06/03/2013 (modifier)
Par bab
Note: 4/5 Coups de coeur expiré
Couverture de la série Malgré nous
Malgré nous

On est ici sur un sujet assez peu traité que ce soit dans les manuels d’histoire scolaire ou tout simplement dans les mémoires communes historique. Ou alors, ça reste presque très géographiquement très localisé. Bref, Thierry Gloris nous livre ici un pan un peu occulté de la seconde guerre mondiale par les atrocités qui ont suivies. Et il le fait habilement en nous faisant suivre les pas de Louis, malgré nous malgré lui ( !). Le récit est dynamique, juste et on sent la documentation rigoureuse.

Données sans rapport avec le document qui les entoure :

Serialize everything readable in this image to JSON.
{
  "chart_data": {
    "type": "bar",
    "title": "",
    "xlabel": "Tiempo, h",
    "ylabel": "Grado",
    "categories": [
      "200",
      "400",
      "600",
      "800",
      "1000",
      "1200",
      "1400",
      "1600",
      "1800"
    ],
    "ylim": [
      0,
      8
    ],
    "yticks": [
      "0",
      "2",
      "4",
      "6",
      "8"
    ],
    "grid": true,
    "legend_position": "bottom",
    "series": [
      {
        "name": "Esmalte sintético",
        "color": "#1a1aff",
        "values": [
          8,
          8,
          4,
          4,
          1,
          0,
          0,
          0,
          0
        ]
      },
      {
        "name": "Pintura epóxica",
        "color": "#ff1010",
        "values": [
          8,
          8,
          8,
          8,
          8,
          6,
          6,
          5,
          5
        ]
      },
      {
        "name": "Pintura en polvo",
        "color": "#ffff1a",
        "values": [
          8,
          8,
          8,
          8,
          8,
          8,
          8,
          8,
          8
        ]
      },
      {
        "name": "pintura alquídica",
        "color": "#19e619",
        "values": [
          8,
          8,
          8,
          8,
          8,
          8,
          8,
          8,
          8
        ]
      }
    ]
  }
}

D’un point de vue dessin, Marie Terray affine son trait au fur et à mesure des tomes, ce dernier souligne à mon sens parfaitement le terme bande dessinée. J’entends par là qu’on est dans du trait réaliste, mais ce trait presque au crayon, ces couleurs nous laissent en permanence dans un univers graphique que certaine bd font parfois oublier tant le trait peut être froid. C’est beau et c’est bien. A lire donc, car on a là une belle bd historique.

06/03/2013 (modifier)
Par bab
Note: 4/5
Couverture de la série Magasin général
Magasin général

La bd québécoise où il ne se passe rien, mais où ça fait du bien. C’est vrai quoi, quand on fait le compte, au final, c’est de la vie de village et c’est pas violent niveau péripéties. Mais je prends un sain plaisir à lire, découvrir et suivre la vie de ce village d’un autre temps perdu au milieu des bois canadiens. Leurs tracas sont à l’échelle de leur microcosme, mais ce petit monde vit au rythme des saisons qui accompagnent le travail des hommes. Tout cela se centre plus ou moins autour de Marie, celle qui tient l’unique magasin de Notre-Dame. Leur histoire est paisible bien que parsemée de ces petits conflits, des drames humains et amoureux qui jonchent la vie des villages de ce types. Je trouve que l’atmosphère est parfaitement rendue, aussi bien au niveau scénario que pour le dessin. Loisel et Tripp font un travail à quatre mains qui est vraiment agréable visuellement. Chaque case est travaillée avec soin et la régularité est de mise. C’est beau et joliment dessiné. Je comprends que l’on puisse trouver cela un peu chiant, mais moi j’aime et j’adhère à chaque tome.